Das Projekt ist gescheitert, die Kreativutopie schon früh zum „kultursozialistischen Wahnsinn“ verkommen. Auf der Strecke geblieben sind „periphere“ Aspekte wie Menschlichkeit, Gemeinsamkeit, soziale Gerechtigkeit, ein moralisches Wertesystem…

Die am Wochenende dreimal veranstaltete über sechsstündige Theater-Tour, die jeweils 300 begeisterte Teilnehmer in einen Kriegszustand versetzte, begann im Ringlokschuppen mit der Gruppe „Kainkollektiv“: In einer begehbaren Installation mit Projektionen und Live-Videos lassen zwei Trümmerfrauen, flankiert von Musikern, Soundkünstlern und Chören, die Ereignisse Revue passieren, beschwören sie jene „Bruchstücke, an denen sich die Erinnerung andauernd schneidet“. Schon hier, bei diesem bild- und klanggewaltigen Happening, ist der Zuschauer Mitwirkender.

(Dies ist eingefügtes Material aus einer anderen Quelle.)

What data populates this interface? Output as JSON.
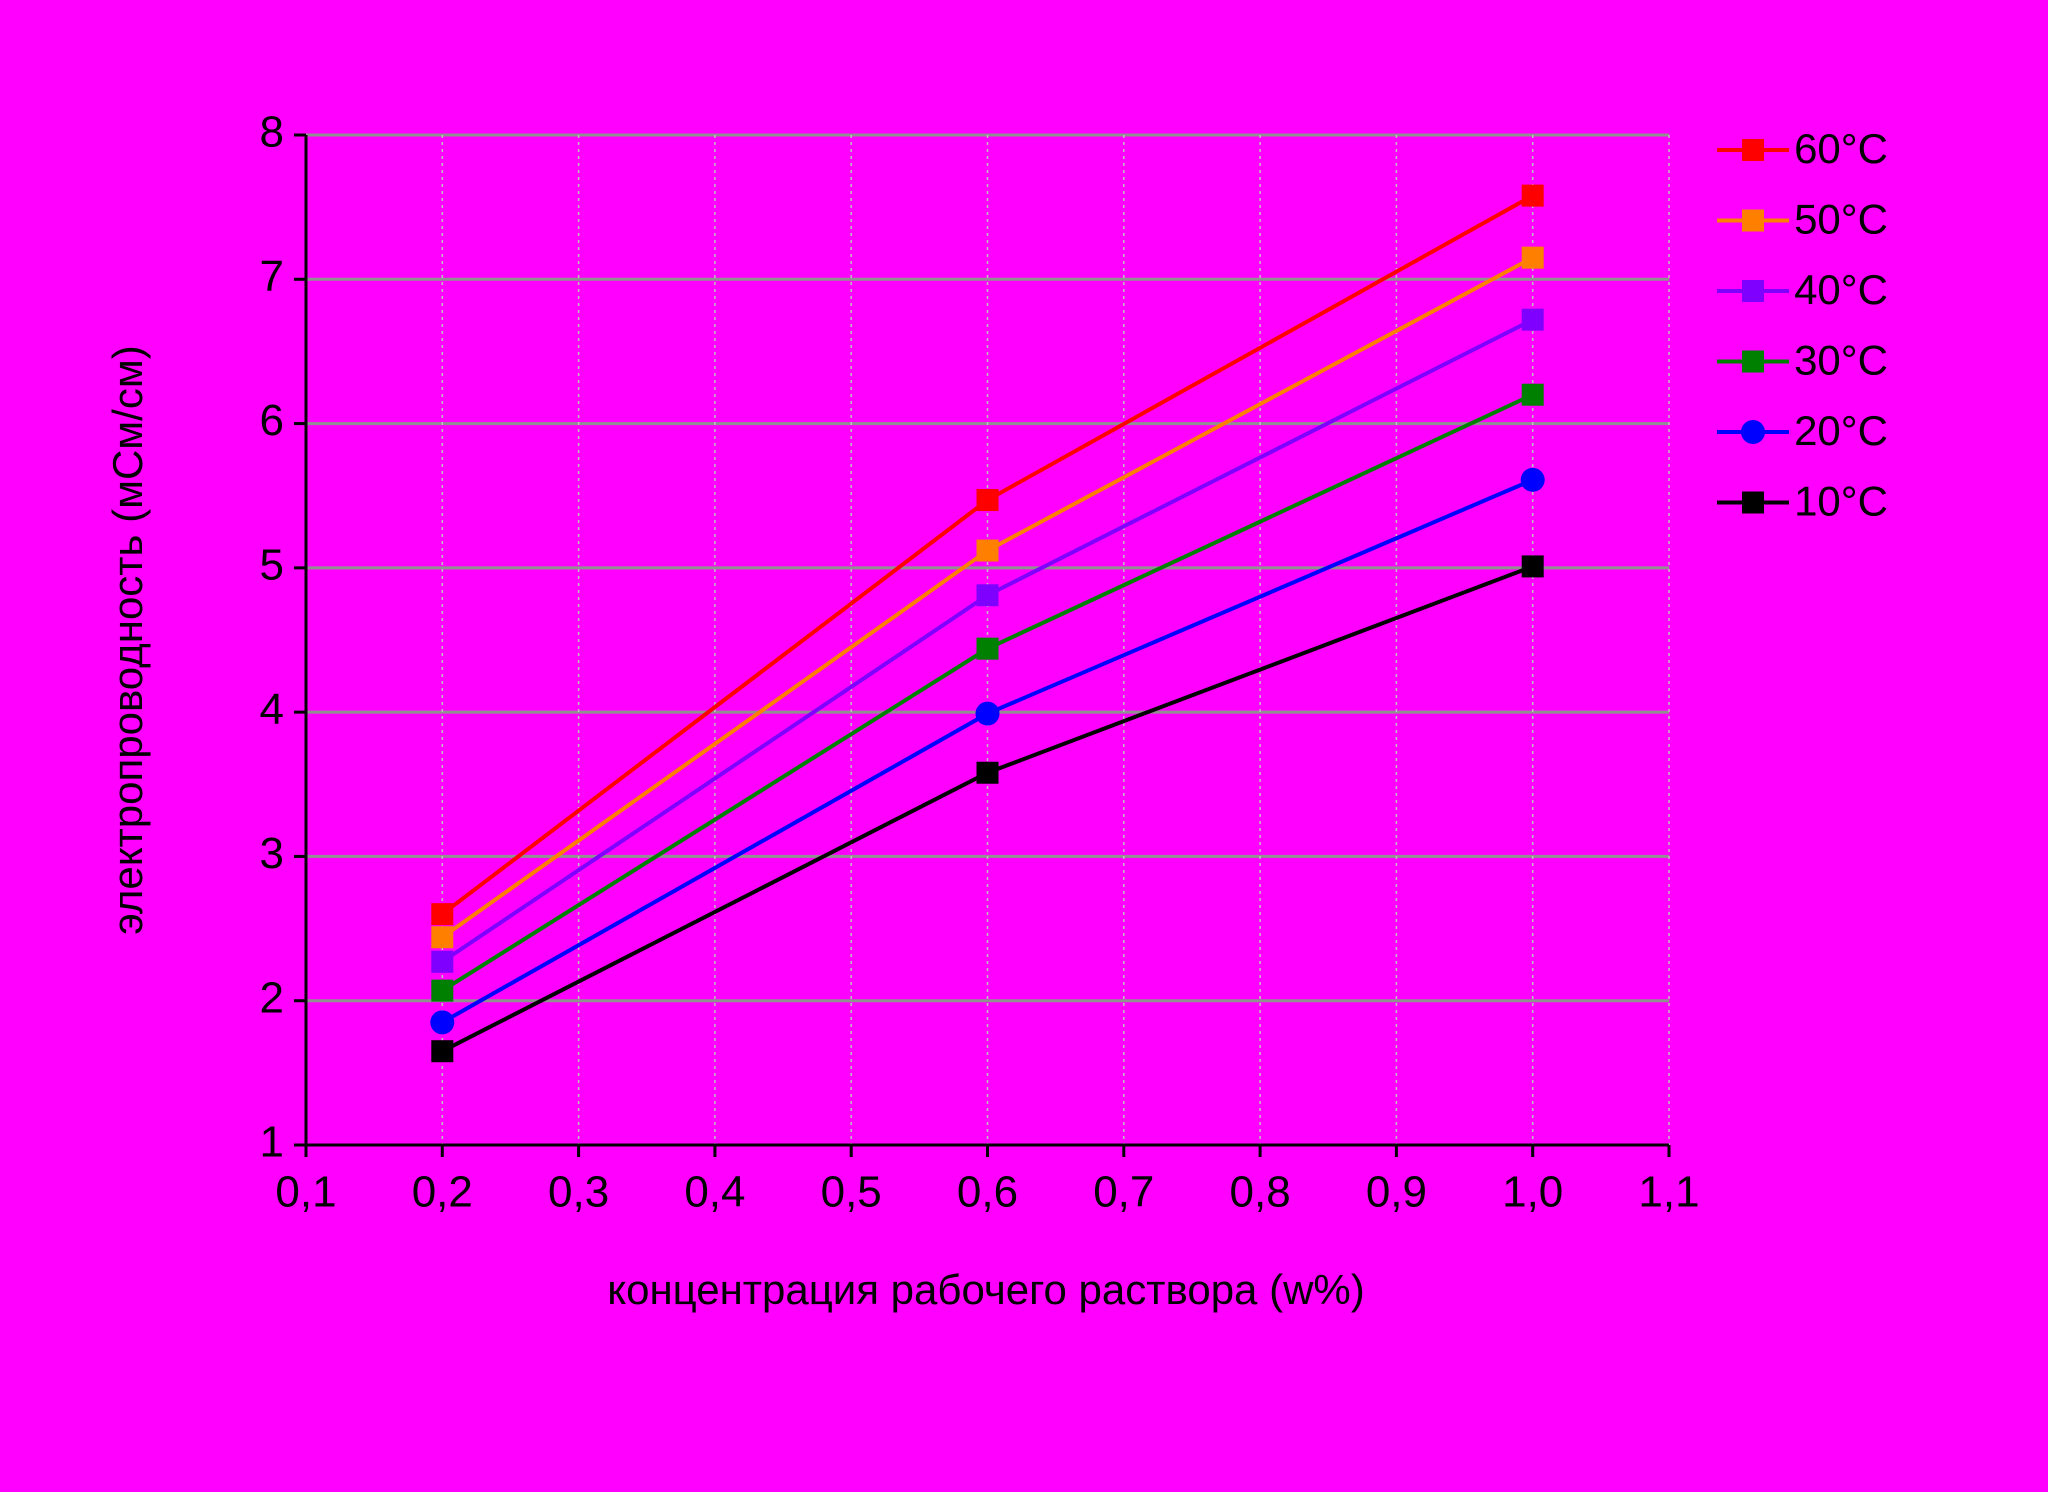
{
  "chart_data": {
    "type": "line",
    "x_label": "концентрация рабочего раствора (w%)",
    "y_label": "электропроводность (мСм/см)",
    "x": [
      0.2,
      0.6,
      1.0
    ],
    "xlim": [
      0.1,
      1.1
    ],
    "xticks": [
      {
        "value": 0.1,
        "label": "0,1"
      },
      {
        "value": 0.2,
        "label": "0,2"
      },
      {
        "value": 0.3,
        "label": "0,3"
      },
      {
        "value": 0.4,
        "label": "0,4"
      },
      {
        "value": 0.5,
        "label": "0,5"
      },
      {
        "value": 0.6,
        "label": "0,6"
      },
      {
        "value": 0.7,
        "label": "0,7"
      },
      {
        "value": 0.8,
        "label": "0,8"
      },
      {
        "value": 0.9,
        "label": "0,9"
      },
      {
        "value": 1.0,
        "label": "1,0"
      },
      {
        "value": 1.1,
        "label": "1,1"
      }
    ],
    "ylim": [
      1,
      8
    ],
    "yticks": [
      1,
      2,
      3,
      4,
      5,
      6,
      7,
      8
    ],
    "grid": true,
    "legend": "right",
    "series": [
      {
        "name": "60°C",
        "color": "#ff0000",
        "marker": "square",
        "values": [
          2.6,
          5.47,
          7.58
        ]
      },
      {
        "name": "50°C",
        "color": "#ff8000",
        "marker": "square",
        "values": [
          2.44,
          5.12,
          7.15
        ]
      },
      {
        "name": "40°C",
        "color": "#8000ff",
        "marker": "square",
        "values": [
          2.27,
          4.81,
          6.72
        ]
      },
      {
        "name": "30°C",
        "color": "#008000",
        "marker": "square",
        "values": [
          2.07,
          4.44,
          6.2
        ]
      },
      {
        "name": "20°C",
        "color": "#0000ff",
        "marker": "circle",
        "values": [
          1.85,
          3.99,
          5.61
        ]
      },
      {
        "name": "10°C",
        "color": "#000000",
        "marker": "square",
        "values": [
          1.65,
          3.58,
          5.01
        ]
      }
    ]
  }
}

Zum Hauptdarsteller wird er auf der nächsten Etappe. Während ein Teil der Zuschauer sich der Gruppe „Ligna“ anschließt und bei einem Rundgang durch Mülheim unter anderem das Rathaus „sprengt“, schickt „Invisible Playground“ die zweite Gruppe auf eine Schnitzeljagd durch Oberhausen. Fünfergruppen, die stets vor marodierenden Rockern und „Bankstern“ auf der Hut sein müssen, sollen in 90 Minuten möglichst viele „Schutzzonen“ ansteuern (Privatwohnungen, Waschsalons, Bars, Einzelhandelsgeschäfte….).

Finaler Kampf in der Donnerkuppel

Die skurrilen Aufgaben, die dort im Anarcho-Kollektiv zu erfüllen sind, dienen einem Ziel: der Rettung der 5 Säulen der Demokratie. Es sind die „peripheren“, gern als bürgerlich abgetanen Werte und Verhaltensweisen, die plötzlich wieder von Bedeutung sind.

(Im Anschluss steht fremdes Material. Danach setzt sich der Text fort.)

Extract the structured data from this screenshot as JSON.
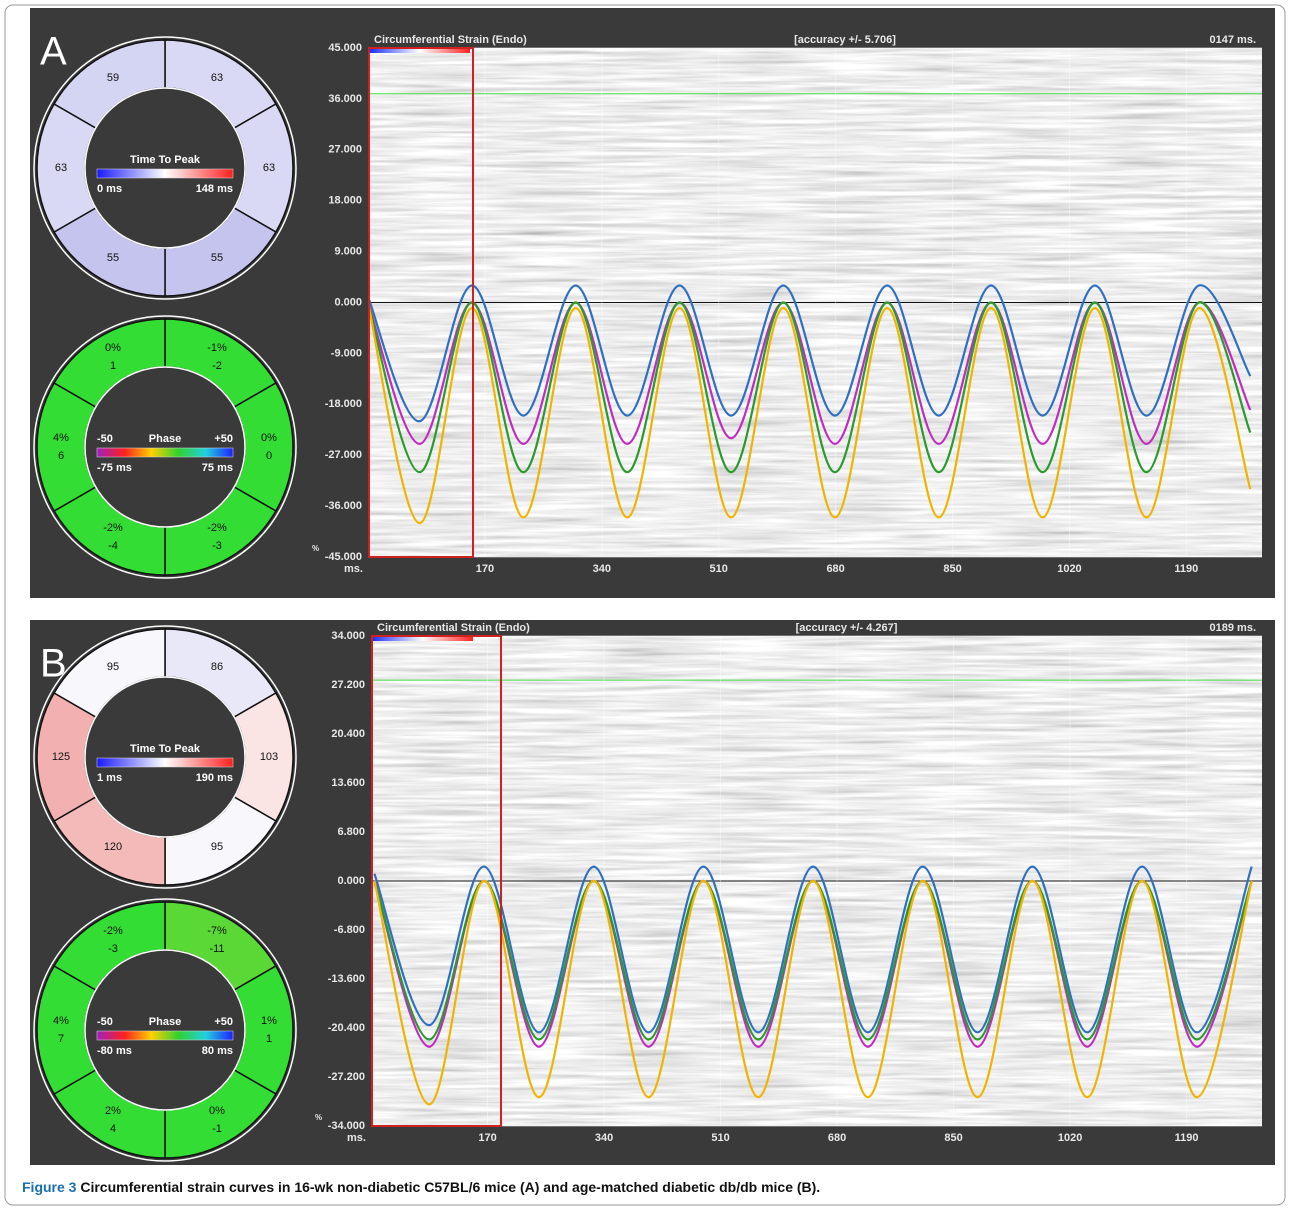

Nach einer Erholungs- und Essenspause vor dem Schauspielhaus (dort ist inzwischen auch die Ligna-Fraktion eingetroffen) geht es ins Theater. Hier soll, moderiert von drei Transen, der finale „Kampf in der Donnerkuppel“ zwischen Rick Rockatansky und Julieta Morgenroth (Symbolfiguren für das westliche und östliche Revier) stattfinden. Die Handwerker hatten sich einst in der zerfallenden Metropole gesucht; vor dem Kampf wird ihre Suche noch einmal rekapituliert. Trotz der Hochglanzbilder, der starken Projektionen und Licht-Installationen und trotz des prächtigen Schauspieler-Ensembles (mit einem wieder einmal großartigen Hartmut Stanke als resignierendem Ex-Präsidenten Albertz) fällt dieser Teil gegen die ersten Stationen ab.

Mehr Distanz wäre geboten

Die Inszenierung von „Copy & Waste“ offenbart in ihrer Dialoglastigkeit, in ihrem Übermaß an unsinnlichen Fakten und Theorien jene Mängel, die auch die Lektüre des Romans zu einem eingeschränkten Vergnügen machen. Man hätte „Copy & Waste“-Mitbegründer Albrecht etwas mehr Distanz zum Text des Autors Albrecht gewünscht.